Moreover, I am not satisfied that a
deterioration in these pre-existing medical conditions was not foreseeable. The
applicants had
worked in their position for a period of time. There is no
evidence of any fundamental or even significant change in the work arrangements
which resulted in "stressors" not reasonably foreseeable at the time of the
applicant’s entering into the relevant contract.
What I am saying is that
the applicants were at all relevant times aware of the nature of the job and
associated stressors.

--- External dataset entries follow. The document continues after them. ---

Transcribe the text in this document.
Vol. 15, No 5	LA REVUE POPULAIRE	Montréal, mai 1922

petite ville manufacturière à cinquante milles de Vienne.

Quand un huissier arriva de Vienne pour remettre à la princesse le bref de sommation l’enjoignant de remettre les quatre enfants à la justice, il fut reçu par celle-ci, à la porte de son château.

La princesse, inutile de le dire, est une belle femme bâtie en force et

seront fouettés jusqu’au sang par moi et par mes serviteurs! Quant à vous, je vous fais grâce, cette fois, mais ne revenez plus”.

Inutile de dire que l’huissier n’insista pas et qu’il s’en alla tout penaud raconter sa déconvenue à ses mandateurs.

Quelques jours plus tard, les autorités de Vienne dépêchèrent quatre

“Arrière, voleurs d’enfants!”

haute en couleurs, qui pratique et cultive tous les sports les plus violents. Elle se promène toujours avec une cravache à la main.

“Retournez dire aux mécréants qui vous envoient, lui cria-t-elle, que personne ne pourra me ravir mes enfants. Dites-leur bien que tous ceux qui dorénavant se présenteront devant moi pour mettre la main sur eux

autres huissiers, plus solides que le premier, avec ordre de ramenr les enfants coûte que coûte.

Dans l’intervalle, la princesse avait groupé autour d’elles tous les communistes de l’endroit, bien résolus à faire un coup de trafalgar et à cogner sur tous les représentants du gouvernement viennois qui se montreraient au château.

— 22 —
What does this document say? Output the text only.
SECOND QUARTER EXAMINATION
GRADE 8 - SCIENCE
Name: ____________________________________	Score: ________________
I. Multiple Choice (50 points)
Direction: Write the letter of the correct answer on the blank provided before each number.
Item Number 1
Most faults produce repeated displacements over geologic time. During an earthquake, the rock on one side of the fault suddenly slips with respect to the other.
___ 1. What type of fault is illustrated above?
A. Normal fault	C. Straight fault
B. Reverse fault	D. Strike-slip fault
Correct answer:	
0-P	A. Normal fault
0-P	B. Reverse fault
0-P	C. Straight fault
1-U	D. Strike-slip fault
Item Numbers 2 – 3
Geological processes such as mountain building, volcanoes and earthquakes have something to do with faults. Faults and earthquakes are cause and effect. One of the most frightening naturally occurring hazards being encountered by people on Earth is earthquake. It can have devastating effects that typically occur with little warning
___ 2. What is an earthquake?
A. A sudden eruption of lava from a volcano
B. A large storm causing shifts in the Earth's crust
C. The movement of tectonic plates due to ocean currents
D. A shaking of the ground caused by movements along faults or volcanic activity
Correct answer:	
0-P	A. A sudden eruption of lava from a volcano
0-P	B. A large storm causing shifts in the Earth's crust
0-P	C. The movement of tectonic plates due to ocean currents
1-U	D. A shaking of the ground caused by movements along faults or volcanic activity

Consequently
I conclude that even if genuine hardship
were able to be established, which on the evidence I conclude it is not, I
further consider
that such hardship was in any event reasonably
foreseeable.
I therefore intend to dismiss this application, without the
need to consider the contents of submissions which opposed the application
and
which provide further evidence in support of this position.
I suggest
to SPG that in respect of future applications of this nature on behalf of
clients, that it give greater consideration to
the several pronouncements of
adjudicators regarding what an applicant seeking such relief needs to establish
to succeed in such
an application, and realistically assess whether their
client’s circumstances would appear to meet such requirements. Failing
this, it may be that such clients, in making applications of this type but found
to be lacking any real substance or merit, subject
themselves to the possibility
of an award of costs imposed against them under section 270 of the Act.